With this model, scheduling of MultiCluster jobs is a process with two scheduling phases:

Phase I, local scheduling phase (all jobs)

  1. The send-jobs queue receives the job submission request from a user.
  2. The send-jobs queue parameters affect whether or not the job is accepted. For example, a job that requires 100 MB memory will be rejected if queue-level parameters specify a memory limit of only 50 MB.
  3. If the job is accepted, it becomes pending in the send-jobs queue with a job ID assigned by the submission cluster.
  4. During the next scheduling cycle, the send-jobs queue attempts to place the job on a host in the submission cluster. If a suitable host is found, the job is dispatched locally.
  5. If the job cannot be placed locally (local hosts may not satisfy its resource requirements, or all the local hosts could be busy), the send-jobs queue attempts to forward the job to another cluster.

Phase II, job forwarding phase (MultiCluster submission queues only)

  1. The send-jobs queue has a list of remote receive-jobs queues that it can forward jobs to. If a job cannot be placed locally, the send-jobs queue evaluates each receive-jobs queue. All queues that will accept more MultiCluster jobs are candidates.

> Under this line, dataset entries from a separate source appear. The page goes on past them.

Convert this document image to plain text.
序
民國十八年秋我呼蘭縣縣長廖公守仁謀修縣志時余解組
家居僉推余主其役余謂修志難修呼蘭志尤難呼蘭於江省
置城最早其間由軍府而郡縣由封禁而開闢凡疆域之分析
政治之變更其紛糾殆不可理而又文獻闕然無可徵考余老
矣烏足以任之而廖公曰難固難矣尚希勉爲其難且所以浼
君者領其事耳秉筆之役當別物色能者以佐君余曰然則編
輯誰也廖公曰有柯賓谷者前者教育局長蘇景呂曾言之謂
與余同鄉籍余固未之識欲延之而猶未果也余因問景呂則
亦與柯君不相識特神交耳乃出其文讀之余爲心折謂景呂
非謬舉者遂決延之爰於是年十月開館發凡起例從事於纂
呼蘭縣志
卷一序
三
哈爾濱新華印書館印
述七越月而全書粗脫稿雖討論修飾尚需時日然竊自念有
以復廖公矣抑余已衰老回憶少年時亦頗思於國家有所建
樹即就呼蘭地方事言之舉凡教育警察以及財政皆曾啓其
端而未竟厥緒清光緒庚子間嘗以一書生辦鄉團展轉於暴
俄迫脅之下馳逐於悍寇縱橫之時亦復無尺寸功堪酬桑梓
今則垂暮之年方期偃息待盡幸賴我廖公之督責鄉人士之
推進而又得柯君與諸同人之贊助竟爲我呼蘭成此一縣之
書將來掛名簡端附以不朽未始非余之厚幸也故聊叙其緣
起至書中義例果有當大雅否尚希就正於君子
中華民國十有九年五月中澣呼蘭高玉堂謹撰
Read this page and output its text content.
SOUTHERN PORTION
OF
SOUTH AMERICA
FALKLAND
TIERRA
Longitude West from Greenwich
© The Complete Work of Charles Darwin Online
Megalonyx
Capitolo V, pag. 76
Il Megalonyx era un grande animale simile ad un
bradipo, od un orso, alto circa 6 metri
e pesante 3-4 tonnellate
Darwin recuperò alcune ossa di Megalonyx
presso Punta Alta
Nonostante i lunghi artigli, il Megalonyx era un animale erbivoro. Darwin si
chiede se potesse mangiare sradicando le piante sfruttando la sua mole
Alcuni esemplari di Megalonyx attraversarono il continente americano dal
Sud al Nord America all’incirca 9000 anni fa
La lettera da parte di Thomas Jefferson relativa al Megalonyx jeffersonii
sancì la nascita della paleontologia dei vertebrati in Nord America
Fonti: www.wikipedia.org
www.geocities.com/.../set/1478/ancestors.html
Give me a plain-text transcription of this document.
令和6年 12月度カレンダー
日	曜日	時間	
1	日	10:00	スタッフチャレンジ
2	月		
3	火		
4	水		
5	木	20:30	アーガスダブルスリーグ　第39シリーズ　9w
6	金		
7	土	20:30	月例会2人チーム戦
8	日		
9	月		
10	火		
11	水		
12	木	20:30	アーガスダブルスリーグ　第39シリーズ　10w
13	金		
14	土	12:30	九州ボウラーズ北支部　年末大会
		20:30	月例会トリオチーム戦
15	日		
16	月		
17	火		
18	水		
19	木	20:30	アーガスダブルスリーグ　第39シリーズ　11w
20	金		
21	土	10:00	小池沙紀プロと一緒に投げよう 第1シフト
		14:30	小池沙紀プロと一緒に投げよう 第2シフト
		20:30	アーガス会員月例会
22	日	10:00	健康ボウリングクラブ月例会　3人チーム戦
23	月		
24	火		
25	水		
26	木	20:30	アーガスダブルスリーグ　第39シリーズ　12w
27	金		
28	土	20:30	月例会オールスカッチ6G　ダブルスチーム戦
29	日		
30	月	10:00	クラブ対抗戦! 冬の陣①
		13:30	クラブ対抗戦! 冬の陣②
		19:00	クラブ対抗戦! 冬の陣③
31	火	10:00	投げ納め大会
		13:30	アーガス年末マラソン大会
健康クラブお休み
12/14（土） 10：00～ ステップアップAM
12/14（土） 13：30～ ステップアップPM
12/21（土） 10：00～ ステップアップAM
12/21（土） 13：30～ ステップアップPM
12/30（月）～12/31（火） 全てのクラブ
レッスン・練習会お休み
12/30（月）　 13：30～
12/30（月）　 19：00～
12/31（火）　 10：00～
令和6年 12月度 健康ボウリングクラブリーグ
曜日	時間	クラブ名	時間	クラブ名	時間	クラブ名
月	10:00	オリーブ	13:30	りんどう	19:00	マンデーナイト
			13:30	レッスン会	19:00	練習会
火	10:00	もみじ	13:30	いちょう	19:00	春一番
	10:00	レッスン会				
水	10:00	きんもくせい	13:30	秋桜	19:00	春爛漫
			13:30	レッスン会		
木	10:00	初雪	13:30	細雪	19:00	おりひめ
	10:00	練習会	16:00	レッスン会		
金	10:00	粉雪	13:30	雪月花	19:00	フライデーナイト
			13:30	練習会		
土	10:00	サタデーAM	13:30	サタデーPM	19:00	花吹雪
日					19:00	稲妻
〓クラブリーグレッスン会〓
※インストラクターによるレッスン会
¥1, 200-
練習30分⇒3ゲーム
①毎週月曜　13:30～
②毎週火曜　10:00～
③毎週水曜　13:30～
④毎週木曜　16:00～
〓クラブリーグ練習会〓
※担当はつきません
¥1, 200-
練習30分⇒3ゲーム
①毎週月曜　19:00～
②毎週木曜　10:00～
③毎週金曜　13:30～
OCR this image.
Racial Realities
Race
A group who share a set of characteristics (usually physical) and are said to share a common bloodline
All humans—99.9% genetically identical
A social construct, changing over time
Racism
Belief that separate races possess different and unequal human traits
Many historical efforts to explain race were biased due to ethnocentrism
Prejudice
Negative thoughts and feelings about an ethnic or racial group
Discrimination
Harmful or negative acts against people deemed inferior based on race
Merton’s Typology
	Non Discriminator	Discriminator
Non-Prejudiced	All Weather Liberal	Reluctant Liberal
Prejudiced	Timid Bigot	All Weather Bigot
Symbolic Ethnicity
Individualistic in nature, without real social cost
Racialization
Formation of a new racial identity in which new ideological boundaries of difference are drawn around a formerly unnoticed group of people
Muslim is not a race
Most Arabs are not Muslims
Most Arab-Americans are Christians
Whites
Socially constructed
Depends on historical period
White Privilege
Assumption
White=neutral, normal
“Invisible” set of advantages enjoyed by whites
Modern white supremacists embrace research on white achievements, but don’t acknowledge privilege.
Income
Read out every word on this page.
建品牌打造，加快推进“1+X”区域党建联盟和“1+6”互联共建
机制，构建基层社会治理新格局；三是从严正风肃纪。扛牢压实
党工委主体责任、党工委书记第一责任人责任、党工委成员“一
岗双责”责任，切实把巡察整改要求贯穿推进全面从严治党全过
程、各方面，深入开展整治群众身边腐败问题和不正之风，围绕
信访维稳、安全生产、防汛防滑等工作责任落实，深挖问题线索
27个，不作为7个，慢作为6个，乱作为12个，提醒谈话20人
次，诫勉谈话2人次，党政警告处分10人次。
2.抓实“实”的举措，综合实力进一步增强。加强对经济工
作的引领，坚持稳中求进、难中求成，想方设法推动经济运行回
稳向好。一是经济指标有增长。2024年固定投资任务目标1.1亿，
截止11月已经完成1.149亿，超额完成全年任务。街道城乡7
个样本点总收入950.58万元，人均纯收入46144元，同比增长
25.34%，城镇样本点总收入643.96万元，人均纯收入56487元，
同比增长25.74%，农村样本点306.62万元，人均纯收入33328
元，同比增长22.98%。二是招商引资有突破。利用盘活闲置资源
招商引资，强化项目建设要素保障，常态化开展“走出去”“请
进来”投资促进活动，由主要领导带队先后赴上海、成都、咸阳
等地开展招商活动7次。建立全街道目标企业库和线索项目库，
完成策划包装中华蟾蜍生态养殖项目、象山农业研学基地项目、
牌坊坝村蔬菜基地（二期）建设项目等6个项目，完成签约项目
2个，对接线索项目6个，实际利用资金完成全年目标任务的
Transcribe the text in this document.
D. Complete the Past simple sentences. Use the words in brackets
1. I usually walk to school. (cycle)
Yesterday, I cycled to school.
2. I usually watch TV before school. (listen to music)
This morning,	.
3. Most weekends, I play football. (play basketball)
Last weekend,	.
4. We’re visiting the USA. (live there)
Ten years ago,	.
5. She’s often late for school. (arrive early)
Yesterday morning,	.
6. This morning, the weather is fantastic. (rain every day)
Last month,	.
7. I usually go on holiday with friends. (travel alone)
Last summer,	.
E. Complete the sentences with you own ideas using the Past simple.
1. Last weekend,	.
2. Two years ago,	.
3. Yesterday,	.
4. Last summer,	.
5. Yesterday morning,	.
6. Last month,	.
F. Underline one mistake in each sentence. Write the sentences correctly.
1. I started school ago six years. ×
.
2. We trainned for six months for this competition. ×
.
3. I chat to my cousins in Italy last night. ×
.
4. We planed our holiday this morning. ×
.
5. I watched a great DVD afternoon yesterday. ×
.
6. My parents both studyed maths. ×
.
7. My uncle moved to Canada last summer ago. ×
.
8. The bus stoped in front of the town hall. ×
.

To find out how many additional MultiCluster jobs a queue can accept, subtract the number of MultiCluster jobs already pending in the queue from the queue’s pending MultiCluster job threshold (IMPT_JOBBKLG).
  2. If information available to the submission cluster indicates that the first queue is suitable, LSF forwards the job to that queue.
    1. By default, only queue capacity is considered and the first queue evaluated is the one that has room to accept the most new MultiCluster jobs.
    2. When MC_PLUGIN_REMOTE_RESOURCE=Y is set, boolean resource requirements and available remote resources are considered.
      Tip:

      When MC_PLUGIN_REMOTE_RESOURCE is defined, only the following resource requirements (boolean only) are supported: -R "type==type_name", -R "same[type]", and -R "defined(resource_name)"

    3. When MC_PLUGIN_SCHEDULE_ENHANCE is defined, remote resources are considered as for MC_PLUGIN_REMOTE_RESOURCE=Y, and the scheduler is enhanced to consider remote queue preemptable jobs, queue priority, and queue workload, based on the settings selected.
  3. If the first queue is not suitable, LSF considers the next queue.
  4. If LSF cannot forward the job to any of the receive-jobs queues, the job remains pending in the send-jobs cluster and is evaluated again during the next scheduling cycle.

Phase III, remote scheduling phase (MultiCluster jobs only)

  1. The receive-jobs queue receives the MultiCluster job submission.
  2. The receive-jobs queue parameters affect whether or not the job is accepted. For example, a job that requires 100 MB memory will be rejected if queue-level parameters specify a memory limit of only 50 MB.
  3. If the job is rejected, it returns to the submission cluster.
  4. If the job is accepted, it becomes pending in the receive-jobs queue with a new job ID assigned by the execution cluster.
  5. During the next scheduling cycle, the receive-jobs queue attempts to place the job on a host in the execution cluster. If a suitable host is found, the job is dispatched. If a suitable host is not found, the job remains pending in the receive-jobs cluster, and is evaluated again the next scheduling cycle.
  6. If the job is dispatched to the execution host but cannot start after the time interval MAX_RSHED_TIME (lsb.params), it returns to the submission cluster to be rescheduled. However, if the job repeatedly returns to the submission cluster because it could not be started in a remote cluster, after LSB_MC_INITFAIL_RETRY tries to start the job (lsf.conf), LSF suspends the job (PSUSP) in the submission cluster.